Hyperelastic Bone!
- kirstenandrea96
- Oct 28, 2016
- 2 min read
Print-on-demand bone could quickly mend major injuries
If you shatter a bone in the future, a 3D printer and some special ink could be what fixes it. Researchers have created “hyperelastic bone” that can be manufactured on demand and works almost as well as the real thing. Though not ready to be implanted in humans, bioengineers are optimistic that the material could be a much-needed leap forward in quickly mending injuries ranging from bones wracked by cancer to broken skulls.
“This is a neat way to overcome the challenges we face in generating bone replacements,” says Jos Malda, a biomaterials engineer from Utrecht University in the Netherlands who was not involved in the work. “The scaffold is simpler to make than others and it offers more benefits.”

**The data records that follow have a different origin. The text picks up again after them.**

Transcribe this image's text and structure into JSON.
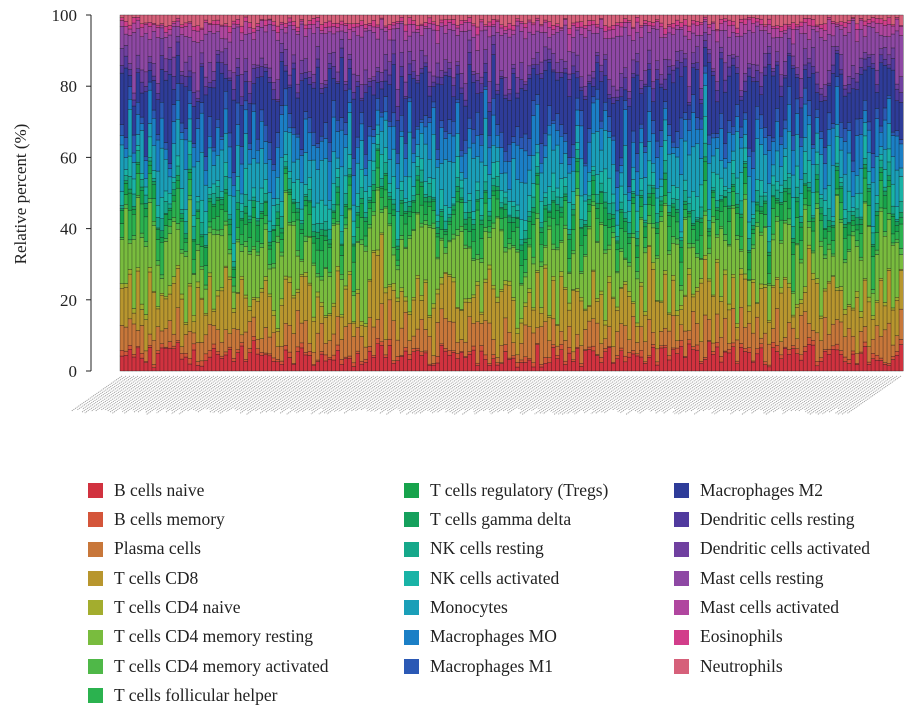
{
  "chart_data": {
    "type": "bar",
    "stacked": true,
    "normalized_to_percent": true,
    "ylabel": "Relative percent (%)",
    "xlabel": "",
    "ylim": [
      0,
      100
    ],
    "yticks": [
      0,
      20,
      40,
      60,
      80,
      100
    ],
    "sample_count": 196,
    "sample_labels_legible": false,
    "legend_position": "bottom",
    "grid": false,
    "series": [
      {
        "name": "B cells naive",
        "color": "#d1323f",
        "mean_percent": 4
      },
      {
        "name": "B cells memory",
        "color": "#d4553a",
        "mean_percent": 1
      },
      {
        "name": "Plasma cells",
        "color": "#c8773a",
        "mean_percent": 6
      },
      {
        "name": "T cells CD8",
        "color": "#b8962e",
        "mean_percent": 10
      },
      {
        "name": "T cells CD4 naive",
        "color": "#a3ad2e",
        "mean_percent": 1
      },
      {
        "name": "T cells CD4 memory resting",
        "color": "#79bc3e",
        "mean_percent": 14
      },
      {
        "name": "T cells CD4 memory activated",
        "color": "#4fb848",
        "mean_percent": 1
      },
      {
        "name": "T cells follicular helper",
        "color": "#2bb24f",
        "mean_percent": 5
      },
      {
        "name": "T cells regulatory (Tregs)",
        "color": "#17a34c",
        "mean_percent": 3
      },
      {
        "name": "T cells gamma delta",
        "color": "#15a05c",
        "mean_percent": 1
      },
      {
        "name": "NK cells resting",
        "color": "#16a88a",
        "mean_percent": 2
      },
      {
        "name": "NK cells activated",
        "color": "#19b3a6",
        "mean_percent": 4
      },
      {
        "name": "Monocytes",
        "color": "#1a9fb8",
        "mean_percent": 8
      },
      {
        "name": "Macrophages MO",
        "color": "#1b7fc6",
        "mean_percent": 6
      },
      {
        "name": "Macrophages M1",
        "color": "#2b59b5",
        "mean_percent": 3
      },
      {
        "name": "Macrophages M2",
        "color": "#2e3c99",
        "mean_percent": 12
      },
      {
        "name": "Dendritic cells resting",
        "color": "#503a9e",
        "mean_percent": 2
      },
      {
        "name": "Dendritic cells activated",
        "color": "#7040a0",
        "mean_percent": 3
      },
      {
        "name": "Mast cells resting",
        "color": "#8e48a4",
        "mean_percent": 9
      },
      {
        "name": "Mast cells activated",
        "color": "#b0469f",
        "mean_percent": 2
      },
      {
        "name": "Eosinophils",
        "color": "#d23d8a",
        "mean_percent": 1
      },
      {
        "name": "Neutrophils",
        "color": "#d6607a",
        "mean_percent": 2
      }
    ],
    "legend_columns": [
      [
        0,
        1,
        2,
        3,
        4,
        5,
        6,
        7
      ],
      [
        8,
        9,
        10,
        11,
        12,
        13,
        14
      ],
      [
        15,
        16,
        17,
        18,
        19,
        20,
        21
      ]
    ]
  }
}
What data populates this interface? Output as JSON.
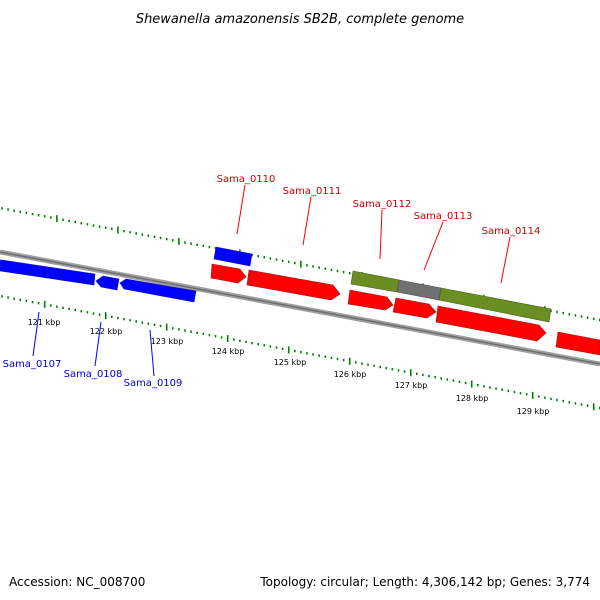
{
  "title": "Shewanella amazonensis SB2B, complete genome",
  "footer": {
    "accession": "Accession: NC_008700",
    "summary": "Topology: circular; Length: 4,306,142 bp; Genes: 3,774"
  },
  "colors": {
    "forward_gene": "#ff0000",
    "reverse_gene": "#0000ff",
    "feature_green": "#6b8e23",
    "feature_gray": "#707070",
    "backbone": "#808080",
    "tick": "#008000"
  },
  "tick_labels": [
    "121 kbp",
    "122 kbp",
    "123 kbp",
    "124 kbp",
    "125 kbp",
    "126 kbp",
    "127 kbp",
    "128 kbp",
    "129 kbp"
  ],
  "gene_labels_top": [
    "Sama_0110",
    "Sama_0111",
    "Sama_0112",
    "Sama_0113",
    "Sama_0114"
  ],
  "gene_labels_bottom": [
    "Sama_0107",
    "Sama_0108",
    "Sama_0109"
  ]
}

Surgeons currently replace shattered or missing bones with a number of things, most commonly an autograft, where a piece of bone is taken from a patient’s own body, usually from a hip or a rib, and implanted where it’s needed. Surgeons prefer autografts because they’re real bone complete with stem cells that give rise to cartilage and bone cells to provide extra support for the new graft. What’s more, because the new bone replacement comes from a patient’s own body, there’s no risk of immune rejection. But only so much of a person’s skeleton is available for grafting, and doing so tacks on another painful surgery and recovery for the patient.
Their hyperelastic bone is a type of scaffold made up of hydroxyapatite, a naturally occurring mineral that exists in our bones and teeth, and a biocompatible polymer called polycaprolactone, and a solvent. Hydroxyapatite provides strength and offers chemical cues to stem cells to create bone. The polycaprolactone polymer adds flexibility, and the solvent sticks the 3D-printed layers together as it evaporates during printing. The mixture is blended into an ink that is dispensed by the printer, layer by layer, into exact shapes matching the bone that needs to be replaced. The idea is, a patient would come in with a nasty broken bone—say, a shattered jaw—and instead of going through painful autograft surgeries or waiting for a custom scaffold to be manufactured, he or she could be x-rayed and a 3D-printed hyperelastic bone scaffold could be printed that same day.
“We’re printing flexible scaffolds that will encourage bone to grow through and around them,” says Ramille Shah, a material science engineer and co-author on the study.